Passwords - the basics
Having a long password is usually better than just a complex short password. When attackers attempt to crack your password they will try different techniques such as brute forcing. That is when they have a dictionary of common passwords that they try to use to get into your account. Sometimes they will try one sequence of characters after another.
AAAA... AAAB.... ABCC....ABCD... and eventually the account goes "pop".
Just like a padlock there is a fixed amount of combinations.
A padlock has 0-9 per wheel usually. Which is ten characters per wheel. You can calculate the total amount of combinations like Characters per wheel to the power of the number of wheels.
Four wheels with 10 numbers (0 through 9) is 10 x 10 x 10 x 10. Which also is written as 10^4. When scripting in PowerShell you write [math]::Pow(10,4). Here is the answer, 10000 combinations.
Let's say that the brute forcing computer can guess 1000 passwords per second. That leaves your account safe for 10 seconds if you have a 4 character long password.
By increasing the variation of characters (increasing the numbers per wheel on your padlock) and increasing the amount of characters in your password (increasing the amount of wheels on your padlock) your password will take longer time to crack.
However, store it well and preferably don't store it at all if possible. It doesn't matter if your password is 20 characters long and has a good complexity if it is stored in plain text in a file called "passwords.txt".

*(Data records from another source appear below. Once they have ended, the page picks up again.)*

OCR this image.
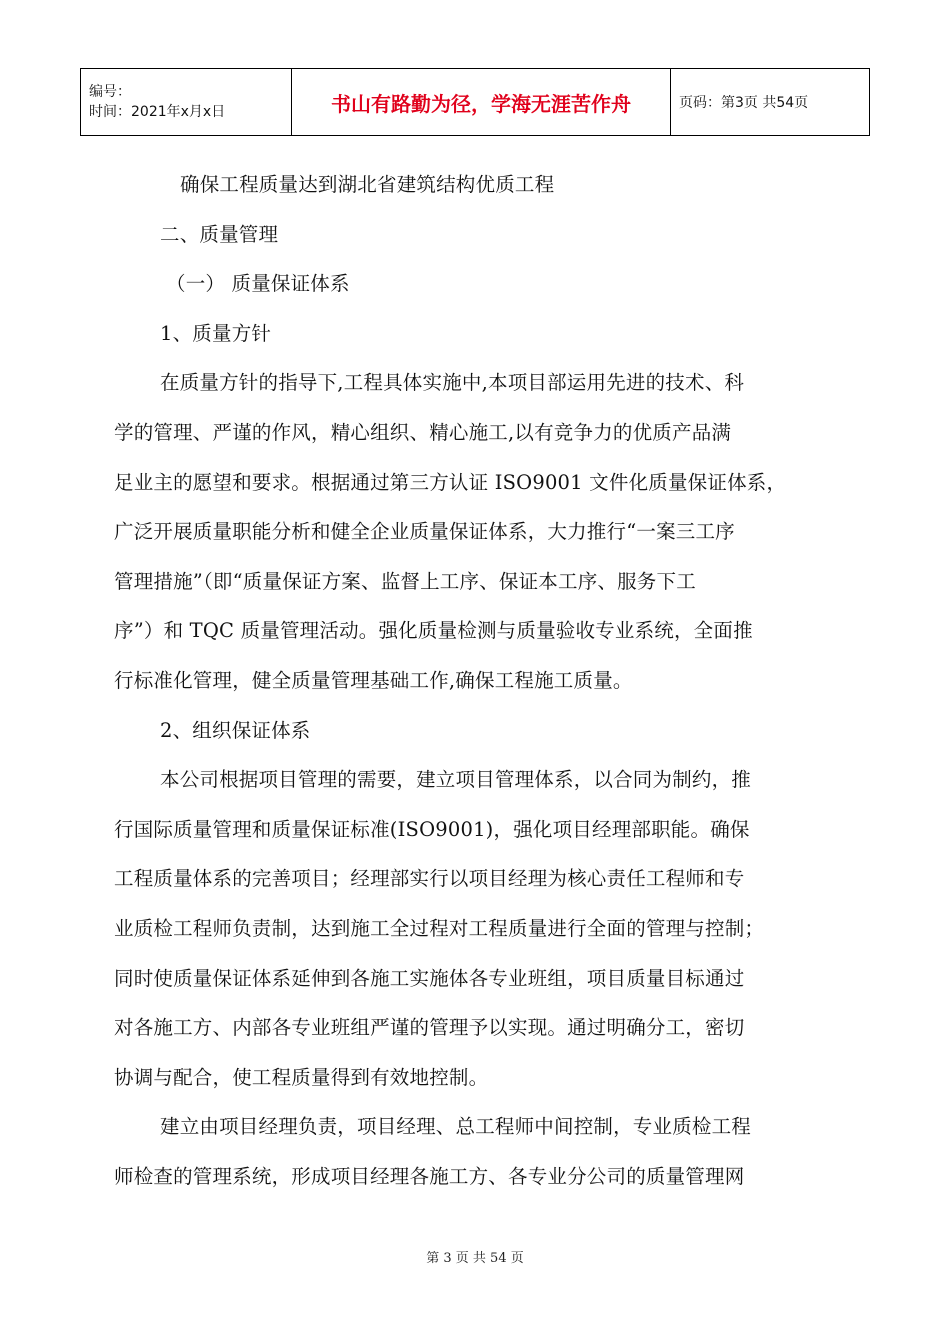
编号：
时间：2021年x月x日	书山有路勤为径，学海无涯苦作舟	页码：第3页 共54页
确保工程质量达到湖北省建筑结构优质工程
二、质量管理
（一） 质量保证体系
1、质量方针
在质量方针的指导下,工程具体实施中,本项目部运用先进的技术、科
学的管理、严谨的作风，精心组织、精心施工,以有竞争力的优质产品满
足业主的愿望和要求。根据通过第三方认证 ISO9001 文件化质量保证体系，
广泛开展质量职能分析和健全企业质量保证体系，大力推行“一案三工序
管理措施”（即“质量保证方案、监督上工序、保证本工序、服务下工
序”）和 TQC 质量管理活动。强化质量检测与质量验收专业系统，全面推
行标准化管理，健全质量管理基础工作,确保工程施工质量。
2、组织保证体系
本公司根据项目管理的需要，建立项目管理体系，以合同为制约，推
行国际质量管理和质量保证标准(ISO9001)，强化项目经理部职能。确保
工程质量体系的完善项目；经理部实行以项目经理为核心责任工程师和专
业质检工程师负责制，达到施工全过程对工程质量进行全面的管理与控制；
同时使质量保证体系延伸到各施工实施体各专业班组，项目质量目标通过
对各施工方、内部各专业班组严谨的管理予以实现。通过明确分工，密切
协调与配合，使工程质量得到有效地控制。
建立由项目经理负责，项目经理、总工程师中间控制，专业质检工程
师检查的管理系统，形成项目经理各施工方、各专业分公司的质量管理网
第 3 页 共 54 页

Those who store your password often store it "hashed" and "salted", to add extra complexity. Hashing uses a hashing function to scramble the password and salting adds random characters. If the passwords are leaked they will not be in plain text. Therefore some malicious actors will store pre-hashed password lists to match with the leaked hashed list of passwords to then compare the two.
Generating a password using PowerShell
<# Parameters with default values #>
[alias("npwd")]
[cmdletbinding()]
param
(
[Parameter()]
[alias("Length")]
[int]$DesiredPasswordLength = 15,
[alias("c", "copy")]
[switch]$CopyPassword = $False
)
<# Available characters #>
[string]$AvailableCharacters = "abcdefghijklmnopqrstuvwxyzABCDEFGHIJKLMNOPQRSTUVWXYZ1234567890!?@#";
<# Random letter from available characters #>
function Get-RandomLetter {
$AvailableCharacters[(Get-Random ($AvailableCharacters.Length))]
}
<# Build string #>
[string]$Password = ""
Do {$Password += Get-RandomLetter;} While ($Password.Length -lt $DesiredPasswordLength)
$PasswordLength = $Password.Length
<# Output #>
[float]$NumberOfCombinations = [math]::Pow($AvailableCharacters.Length,$Password.Length)
Write-Output "Your generated password is $Password and is $PasswordLength characters long. Complexity: $NumberOfCombinations combinations."